There is something unnerving about aging administration officials talking to the press like simpering ingenues of the 1940s. Wide-eyed and guileless, they avow chastity in the Nicaraguan adventure. Provoking military exchanges in Central America? Trying to overthrow the Nicaraguan government? Breaking the law by bankrolling the "contra" guerrillas who used to be Nicaraguan National Guardsmen? Helping people shoot their way into office? Little me? Heaven forbid.

What the administration says it's doing is trying to stop the flow of arms from Nicaragua to El Salvador's guerrillas. This is a little hard to swallow when intense-looking men in Miami and Honduras explain, on television, that what they're doing is trying to overthrow Nicaragua's government. The illusion is further undermined by U.S. officials' continuing public comment that the Salvadoran guerrillas provide for themselves largely through purchase or theft from their enemies, the Salvadoran government forces, which we also supply.

The administration doesn't deny instigating or paying for its "secret" war. It only denies that it is violating the Boland amendment, which forbids any U.S. assistance in overthrowing the Nicaraguan government. It maintains that masses of arms are flown over the sea nightly to Salvadoran rebels. But it doesn't make clear how sending foot soldiers across the border from Honduras to shoot up rural communities in Nicaragua will stop the air supply.

It is also hard to figure how reconnaissance sorties and intelligence gathering by U.S. personnel will stop air shipment of arms. One thousand photos, a thousand radio intercepts and purloined documents won't ground a single plane, by themselves.

This semi-overt "covert" war is mighty murky. All the American people know is that "we" are engaged. That's the overt part. The big secret is what is being given, to whom, at what cost, for what purpose.

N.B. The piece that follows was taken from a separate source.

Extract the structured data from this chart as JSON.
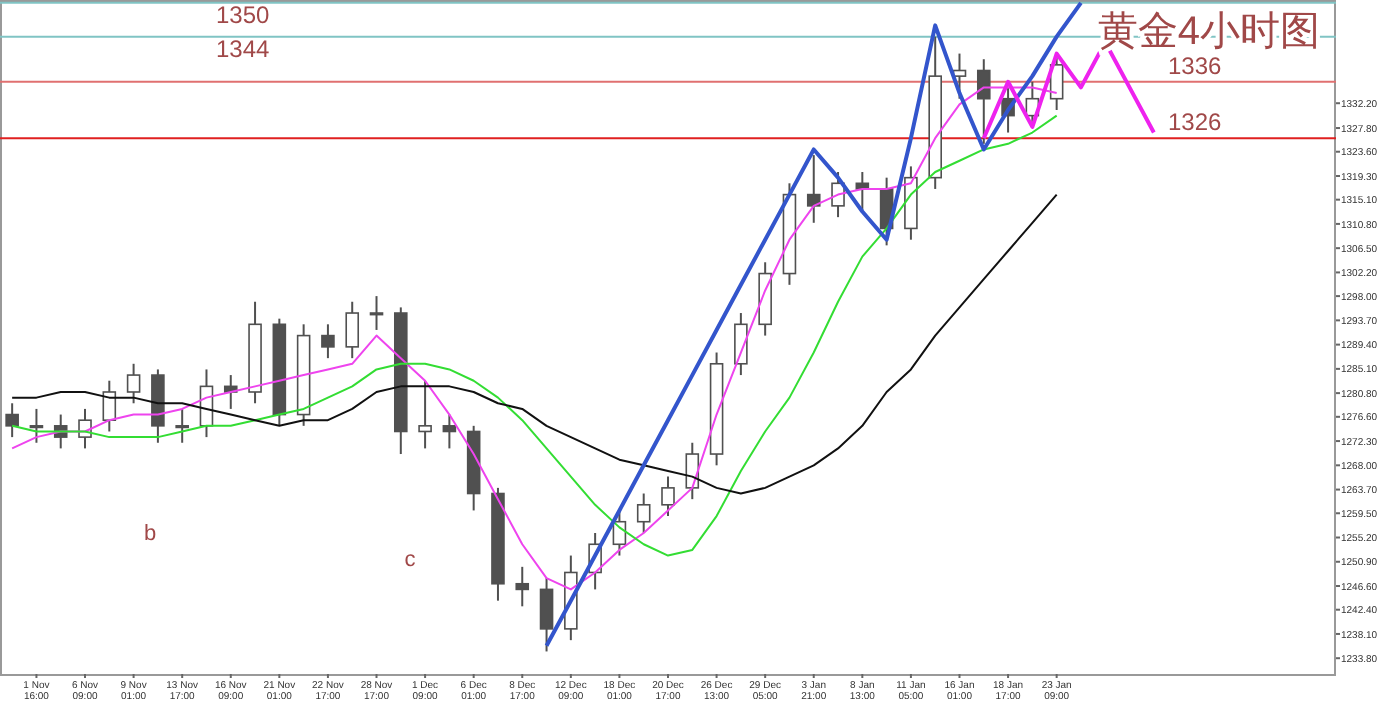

Another piece of the secret is who decided to take these actions. Perhaps it is part of the Haig legacy. Secretary of State George Shultz doesn't give a fig for anything south of Texas, so it's unlikely that he took any initiative. There is sufficient leakage around the edges to ascertain that some CIA officials view this undertaking with a jaundiced eye. Maybe the president got the idea from Reader's Digest.

It doesn't seem much to ask of a democratic government: who did it?

The president has already put us into two wars down south. But the polls consistently demonstrate that they are not supported by the public. Poor people are falling dead from our bullets and the machete-wielding soldiers U.S. tax dollars underwrite. The Argentines have pulled out; Honduras lends its territory; Guatemala is hustling its own case. Who are our allies in this debacle?

A couple of weeks ago, Rep. Tom Harkin and 73 of his colleagues in the House introduced a resolution of inquiry to find out the who, where, why and when of administration involvement in Nicaragua. It was referred to three committees --Armed Services, Foreign Affairs and Intelligence. They must act and report to the House. The resolution asks the pertinent questions in this matter. If the House passes it, the president "shall furnish" the answers within 10 days. As Rep. Jim Wright said to one of the "contra" leaders last week, "I do not believe financing the invasion of another country is what the United States should be doing."

Reps. Edward Boland and Clement Zablocki have a bill that ought to knock the relationship with the "contras" out of the box. It prohibits secret funding of military and paramilitary groups that want to harass, destabilize or overthrow any of the regional governments. Instead, it authorizes $30 million this year and $50 million next year for open military assistance, only to governments and only to help them stop military supplies from Cuba and Nicaragua from getting to or through their countries. The participating governments can't move the assistance on to others, nor can they conceal its source.

While the bill is explicit on the military- paramilitary side, it does not cover covert political actions by the administration. It would still be possible, apparently, to pass money and "advice" to anyone. Is this a loophole through which the administration could continue to hand over cash so that the "contras" or others could simply buy what they want from the black market? If so, harassment, destabilization and efforts to overthrow governments could continue with secret U.S. political aid, unless there are clear prohibitions on political activities.

While the House leadership is prepared to move it quickly, the Senate must also act and the administration still has a given number of days before the bill comes into effect. And it is wise to remember that between passage of legislation cutting off military assistance to Chile and its signing by the president, there was wild contract-signing and obligation that kept the pipeline filled and flowing for years. There should not be a repetition, all these years later, in the interval.

For some reason, the conventional wisdom on Capitol Hill seems to hold that the Zablocki-Boland bill makes the Harkin resolution of inquiry unnecessary and that the answers to the questions don't need to be given. It could be that was the price that had to be paid to get rid of covert military assistance. But it might be too high a price if it closes out the questions.

This bill is a firm step in the necessary direction in spite of its imperfections. And the resolution of inquiry is equally important. It may be more important, in fact, because until we have the answers to its questions, other legislative actions, congressional hearings and opinions are based on fragments of facts in contention. Decisions of the public and Congress about U.S. policy should be based on as much real information as they can get. The administration has that information, and we need to know it.